Shawn Dingilius-Wallace

Personal information
- Born: 26 July 1994 (age 32) Koror, Palau
- Height: 1.84 m (6 ft 0 in)
- Weight: 93 kg (205 lb)

Sport
- Country: Palau
- Sport: Swimming

= Shawn Dingilius-Wallace =

Palauan swimmer (born 1994)

Shawn Erbelau Dingilius-Wallace (born 26 July 1994) is a Palauan Olympic swimmer. He competed at the 2016 Summer Olympics in the Men's 50 metre freestyle event where he ranked at #72 with a time of 26.78 seconds, a national record at the time.
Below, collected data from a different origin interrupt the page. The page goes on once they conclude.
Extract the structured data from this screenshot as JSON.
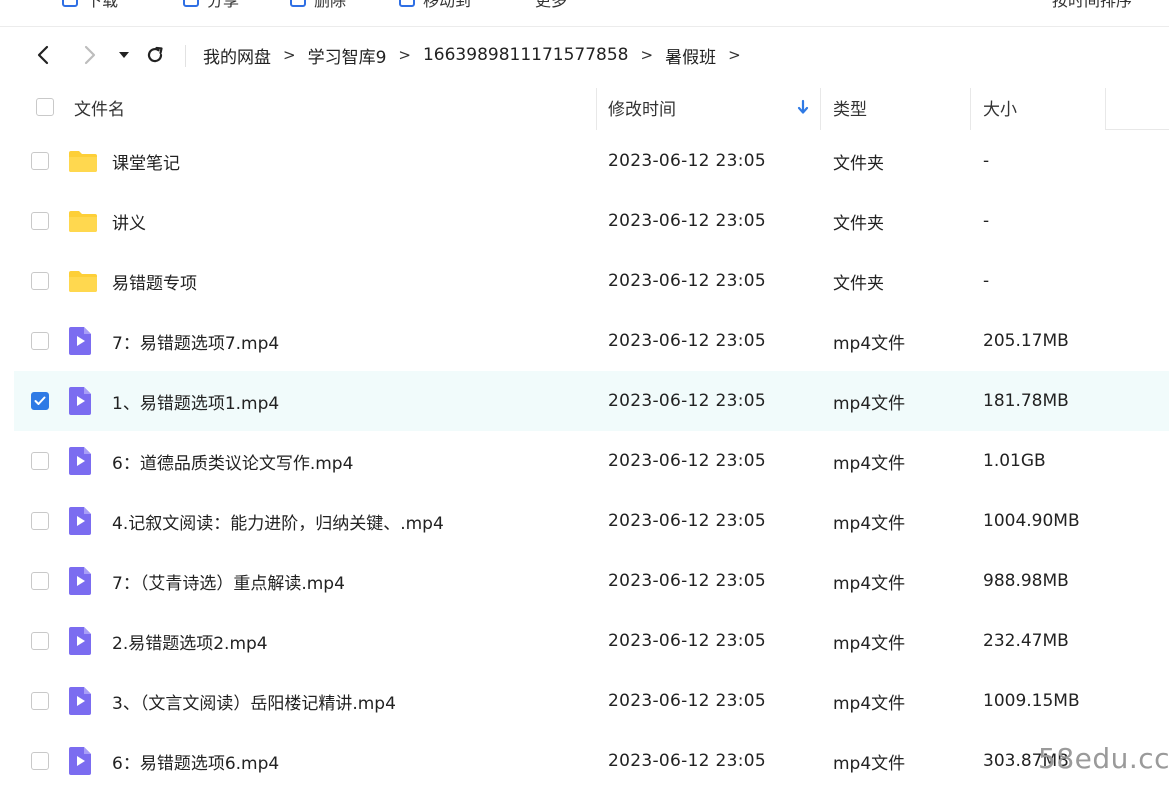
{
  "toolbar": {
    "items": [
      "下载",
      "分享",
      "删除",
      "移动到",
      "更多"
    ],
    "right_text": "按时间排序"
  },
  "breadcrumbs": [
    "我的网盘",
    "学习智库9",
    "1663989811171577858",
    "暑假班"
  ],
  "header": {
    "name": "文件名",
    "time": "修改时间",
    "type": "类型",
    "size": "大小",
    "sort_icon": "arrow-down-icon"
  },
  "files": [
    {
      "name": "课堂笔记",
      "time": "2023-06-12 23:05",
      "type": "文件夹",
      "size": "-",
      "kind": "folder",
      "checked": false
    },
    {
      "name": "讲义",
      "time": "2023-06-12 23:05",
      "type": "文件夹",
      "size": "-",
      "kind": "folder",
      "checked": false
    },
    {
      "name": "易错题专项",
      "time": "2023-06-12 23:05",
      "type": "文件夹",
      "size": "-",
      "kind": "folder",
      "checked": false
    },
    {
      "name": "7：易错题选项7.mp4",
      "time": "2023-06-12 23:05",
      "type": "mp4文件",
      "size": "205.17MB",
      "kind": "video",
      "checked": false
    },
    {
      "name": "1、易错题选项1.mp4",
      "time": "2023-06-12 23:05",
      "type": "mp4文件",
      "size": "181.78MB",
      "kind": "video",
      "checked": true
    },
    {
      "name": "6：道德品质类议论文写作.mp4",
      "time": "2023-06-12 23:05",
      "type": "mp4文件",
      "size": "1.01GB",
      "kind": "video",
      "checked": false
    },
    {
      "name": "4.记叙文阅读：能力进阶，归纳关键、.mp4",
      "time": "2023-06-12 23:05",
      "type": "mp4文件",
      "size": "1004.90MB",
      "kind": "video",
      "checked": false
    },
    {
      "name": "7：（艾青诗选）重点解读.mp4",
      "time": "2023-06-12 23:05",
      "type": "mp4文件",
      "size": "988.98MB",
      "kind": "video",
      "checked": false
    },
    {
      "name": "2.易错题选项2.mp4",
      "time": "2023-06-12 23:05",
      "type": "mp4文件",
      "size": "232.47MB",
      "kind": "video",
      "checked": false
    },
    {
      "name": "3、（文言文阅读）岳阳楼记精讲.mp4",
      "time": "2023-06-12 23:05",
      "type": "mp4文件",
      "size": "1009.15MB",
      "kind": "video",
      "checked": false
    },
    {
      "name": "6：易错题选项6.mp4",
      "time": "2023-06-12 23:05",
      "type": "mp4文件",
      "size": "303.87MB",
      "kind": "video",
      "checked": false
    }
  ],
  "colors": {
    "accent": "#2f7ae5",
    "folder": "#fdcf38",
    "video": "#7b6cf0",
    "selected_row": "#f1fbfb"
  },
  "watermark": "58edu.cc"
}
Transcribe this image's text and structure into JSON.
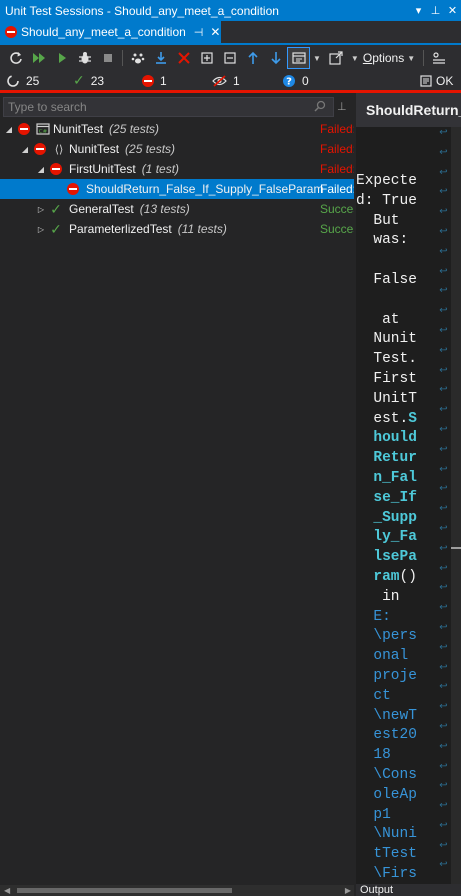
{
  "window": {
    "title": "Unit Test Sessions - Should_any_meet_a_condition",
    "controls": [
      "▾",
      "⊥",
      "✕"
    ]
  },
  "tab": {
    "label": "Should_any_meet_a_condition",
    "pin_icon": "⊣",
    "close_icon": "✕"
  },
  "toolbar": {
    "options_label": "Options",
    "options_underline": "O",
    "options_rest": "ptions"
  },
  "counts": {
    "total": "25",
    "passed": "23",
    "failed": "1",
    "ignored": "1",
    "unknown": "0",
    "ok_label": "OK"
  },
  "search": {
    "placeholder": "Type to search"
  },
  "tree": [
    {
      "name": "NunitTest",
      "count": "(25 tests)",
      "status": "Failed:",
      "state": "failed",
      "level": 0,
      "expanded": true,
      "type": "project"
    },
    {
      "name": "NunitTest",
      "count": "(25 tests)",
      "status": "Failed:",
      "state": "failed",
      "level": 1,
      "expanded": true,
      "type": "namespace"
    },
    {
      "name": "FirstUnitTest",
      "count": "(1 test)",
      "status": "Failed:",
      "state": "failed",
      "level": 2,
      "expanded": true,
      "type": "class"
    },
    {
      "name": "ShouldReturn_False_If_Supply_FalseParam",
      "count": "",
      "status": "Failed:",
      "state": "failed",
      "level": 3,
      "expanded": false,
      "type": "test",
      "selected": true
    },
    {
      "name": "GeneralTest",
      "count": "(13 tests)",
      "status": "Success",
      "state": "success",
      "level": 2,
      "expanded": false,
      "type": "class"
    },
    {
      "name": "ParameterlizedTest",
      "count": "(11 tests)",
      "status": "Success",
      "state": "success",
      "level": 2,
      "expanded": false,
      "type": "class"
    }
  ],
  "details": {
    "header": "ShouldReturn_False_If_Supply_FalseParam",
    "output_lines": [
      {
        "text": "Expecte",
        "style": "plain"
      },
      {
        "text": "d: True",
        "style": "plain"
      },
      {
        "text": "  But",
        "style": "plain"
      },
      {
        "text": "  was:",
        "style": "plain"
      },
      {
        "text": "",
        "style": "plain"
      },
      {
        "text": "  False",
        "style": "plain"
      },
      {
        "text": "",
        "style": "plain"
      },
      {
        "text": "   at",
        "style": "plain"
      },
      {
        "text": "  Nunit",
        "style": "plain"
      },
      {
        "text": "  Test.",
        "style": "plain"
      },
      {
        "text": "  First",
        "style": "plain"
      },
      {
        "text": "  UnitT",
        "style": "plain"
      },
      {
        "text": "  est.S",
        "style": "mixed",
        "plain": "  est.",
        "cyan": "S"
      },
      {
        "text": "  hould",
        "style": "cyan"
      },
      {
        "text": "  Retur",
        "style": "cyan"
      },
      {
        "text": "  n_Fal",
        "style": "cyan"
      },
      {
        "text": "  se_If",
        "style": "cyan"
      },
      {
        "text": "  _Supp",
        "style": "cyan"
      },
      {
        "text": "  ly_Fa",
        "style": "cyan"
      },
      {
        "text": "  lsePa",
        "style": "cyan"
      },
      {
        "text": "  ram()",
        "style": "mixed",
        "plain_after": "()",
        "cyan_first": "  ram"
      },
      {
        "text": "   in",
        "style": "plain"
      },
      {
        "text": "  E:",
        "style": "path"
      },
      {
        "text": "  \\pers",
        "style": "path"
      },
      {
        "text": "  onal",
        "style": "path"
      },
      {
        "text": "  proje",
        "style": "path"
      },
      {
        "text": "  ct",
        "style": "path"
      },
      {
        "text": "  \\newT",
        "style": "path"
      },
      {
        "text": "  est20",
        "style": "path"
      },
      {
        "text": "  18",
        "style": "path"
      },
      {
        "text": "  \\Cons",
        "style": "path"
      },
      {
        "text": "  oleAp",
        "style": "path"
      },
      {
        "text": "  p1",
        "style": "path"
      },
      {
        "text": "  \\Nuni",
        "style": "path"
      },
      {
        "text": "  tTest",
        "style": "path"
      },
      {
        "text": "  \\Firs",
        "style": "path"
      }
    ],
    "output_tab": "Output"
  },
  "colors": {
    "accent": "#007acc",
    "failed": "#e51400",
    "success": "#57a64a",
    "highlight": "#4ec9d9",
    "path": "#3794d8"
  }
}
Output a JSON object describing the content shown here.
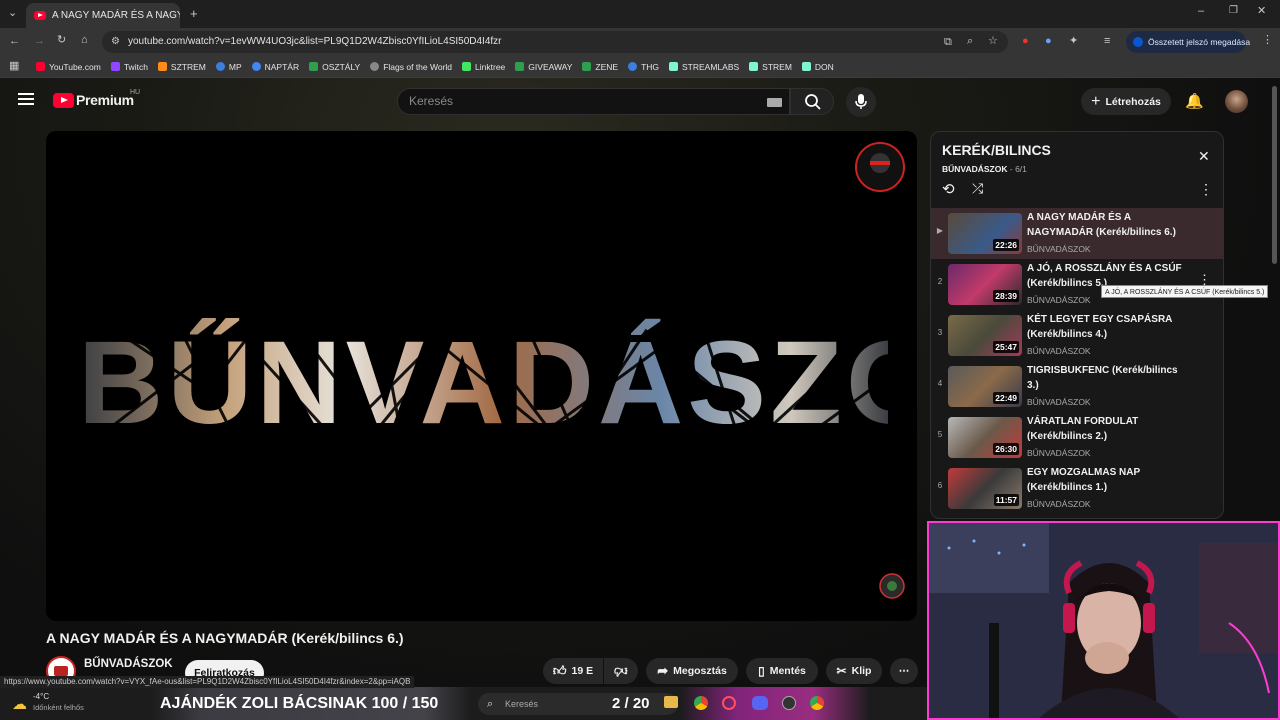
{
  "browser": {
    "tab_title": "A NAGY MADÁR ÉS A NAGYMADÁR",
    "url": "youtube.com/watch?v=1evWW4UO3jc&list=PL9Q1D2W4Zbisc0YfILioL4SI50D4I4fzr",
    "password_button": "Összetett jelszó megadása",
    "bookmarks": [
      "YouTube.com",
      "Twitch",
      "SZTREM",
      "MP",
      "NAPTÁR",
      "OSZTÁLY",
      "Flags of the World",
      "Linktree",
      "GIVEAWAY",
      "ZENE",
      "THG",
      "STREAMLABS",
      "STREM",
      "DON"
    ]
  },
  "header": {
    "logo": "Premium",
    "region": "HU",
    "search_placeholder": "Keresés",
    "create_label": "Létrehozás"
  },
  "video": {
    "overlay_text": "BŰNVADÁSZOK",
    "title": "A NAGY MADÁR ÉS A NAGYMADÁR (Kerék/bilincs 6.)",
    "channel": "BŰNVADÁSZOK",
    "subscribe_label": "Feliratkozás",
    "likes": "19 E",
    "share_label": "Megosztás",
    "save_label": "Mentés",
    "clip_label": "Klip"
  },
  "playlist": {
    "title": "KERÉK/BILINCS",
    "channel": "BŰNVADÁSZOK",
    "position": "6/1",
    "tooltip": "A JÓ, A ROSSZLÁNY ÉS A CSÚF (Kerék/bilincs 5.)",
    "items": [
      {
        "num": "▶",
        "title": "A NAGY MADÁR ÉS A NAGYMADÁR (Kerék/bilincs 6.)",
        "channel": "BŰNVADÁSZOK",
        "duration": "22:26"
      },
      {
        "num": "2",
        "title": "A JÓ, A ROSSZLÁNY ÉS A CSÚF (Kerék/bilincs 5.)",
        "channel": "BŰNVADÁSZOK",
        "duration": "28:39"
      },
      {
        "num": "3",
        "title": "KÉT LEGYET EGY CSAPÁSRA (Kerék/bilincs 4.)",
        "channel": "BŰNVADÁSZOK",
        "duration": "25:47"
      },
      {
        "num": "4",
        "title": "TIGRISBUKFENC (Kerék/bilincs 3.)",
        "channel": "BŰNVADÁSZOK",
        "duration": "22:49"
      },
      {
        "num": "5",
        "title": "VÁRATLAN FORDULAT (Kerék/bilincs 2.)",
        "channel": "BŰNVADÁSZOK",
        "duration": "26:30"
      },
      {
        "num": "6",
        "title": "EGY MOZGALMAS NAP (Kerék/bilincs 1.)",
        "channel": "BŰNVADÁSZOK",
        "duration": "11:57"
      }
    ]
  },
  "status_url": "https://www.youtube.com/watch?v=VYX_fAe-ous&list=PL9Q1D2W4Zbisc0YfILioL4SI50D4I4fzr&index=2&pp=iAQB",
  "taskbar": {
    "weather_temp": "-4°C",
    "weather_desc": "Időnként felhős",
    "marquee": "AJÁNDÉK ZOLI BÁCSINAK 100 / 150",
    "search_placeholder": "Keresés",
    "goal": "2 / 20"
  },
  "colors": {
    "accent": "#ff0033",
    "webcam_border": "#ff3cd2"
  }
}
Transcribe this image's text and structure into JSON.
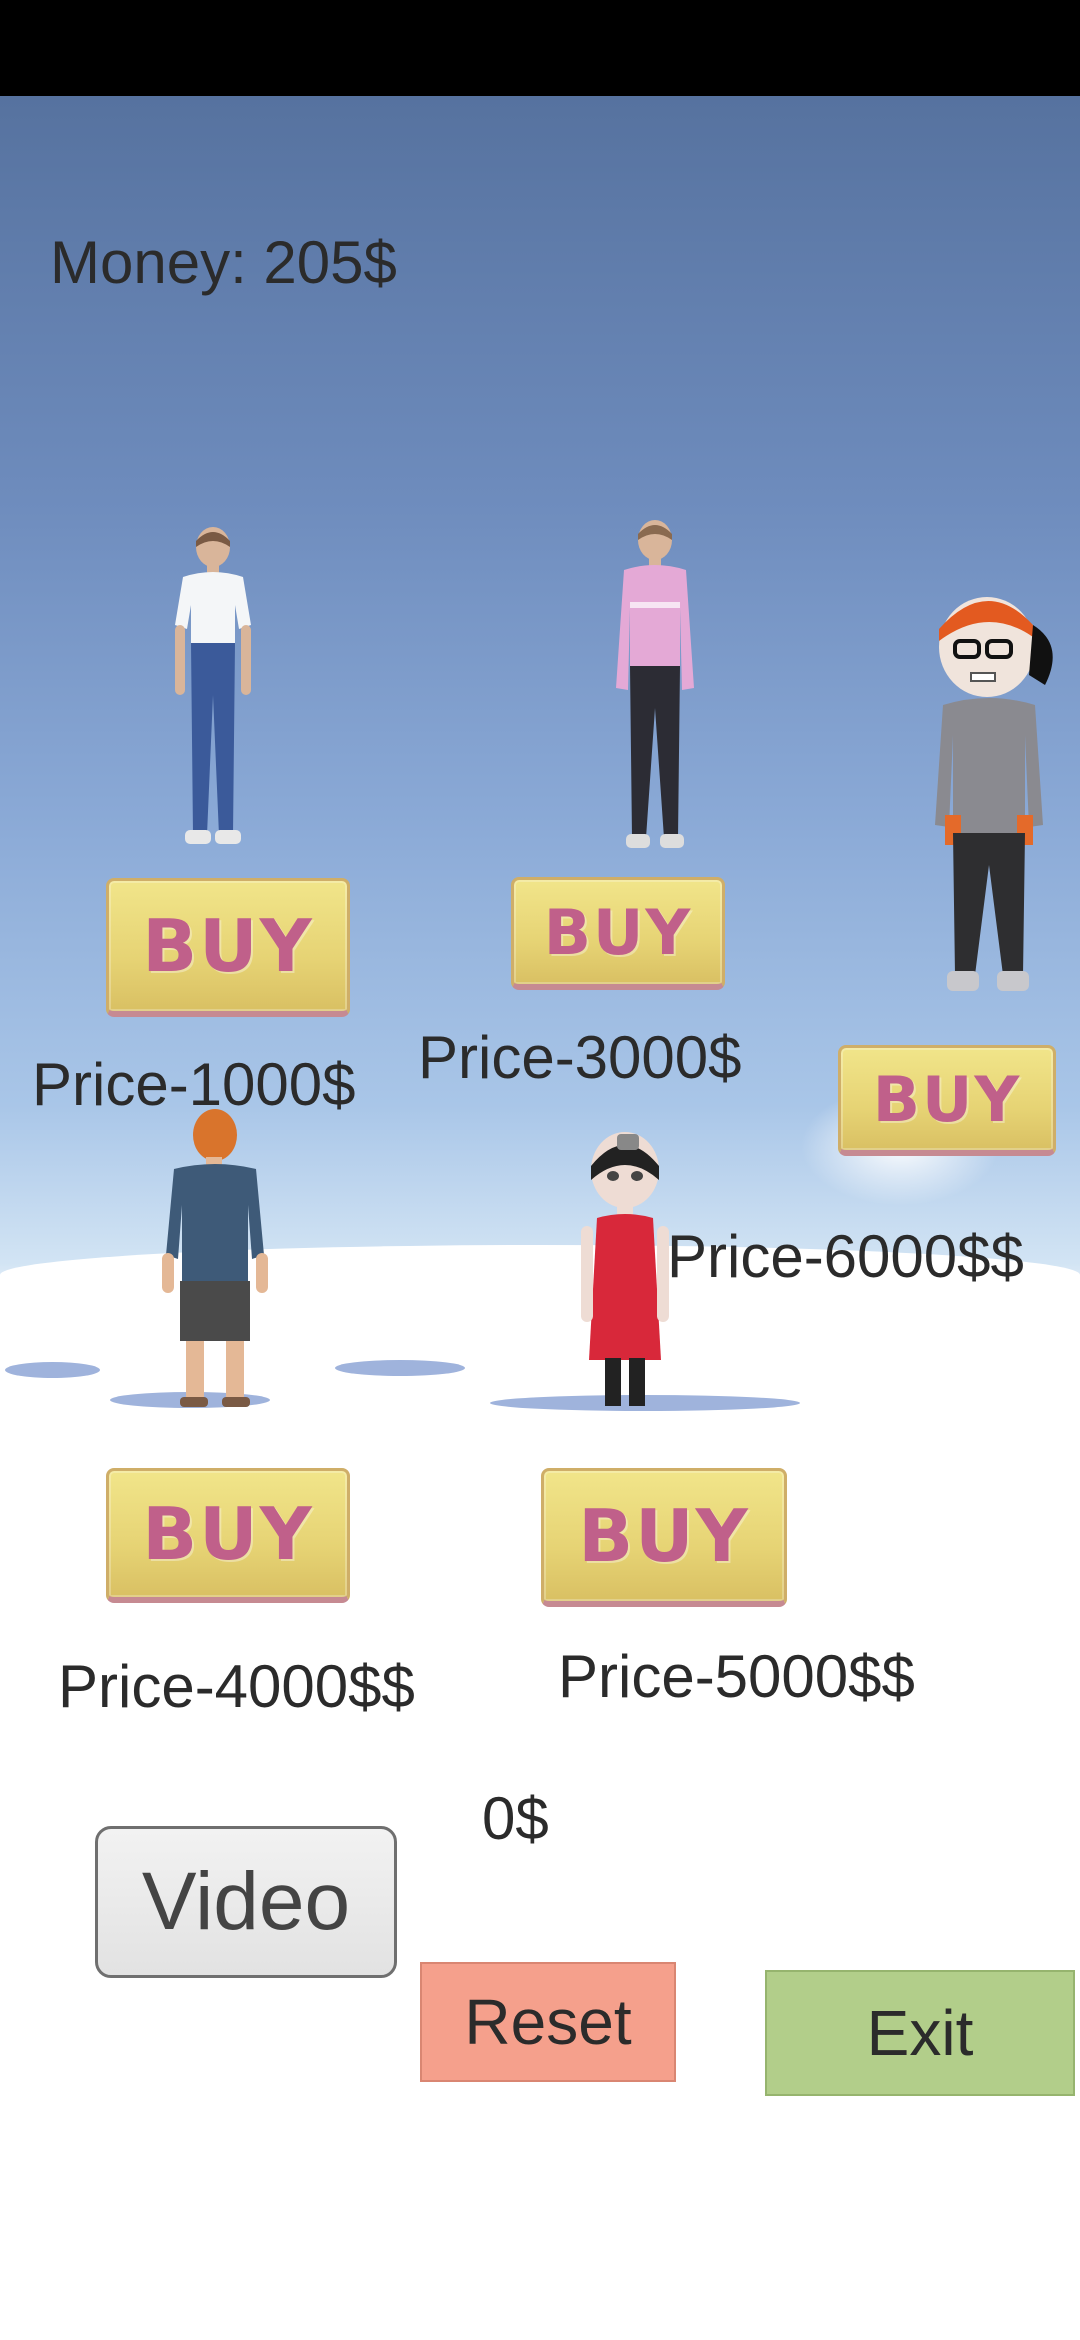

He did not advance to the semifinals. He competed at the 2020 Summer Olympics, in Men's 50 m freestyle.

==Early years==
Born in Palau, Dingilius-Wallace grew up in Houston from the age of six and graduated from Alief Hastings High School before studying civil engineering at Missouri S&T.

== Career ==
Dingilius-Wallace previously held the Palauan national records in the men's 100 metre freestyle, 100 metre backstroke and both the 50 and 100 metre butterfly.

In 2019, he competed in two events at the 2019 World Aquatics Championships held in Gwangju, South Korea.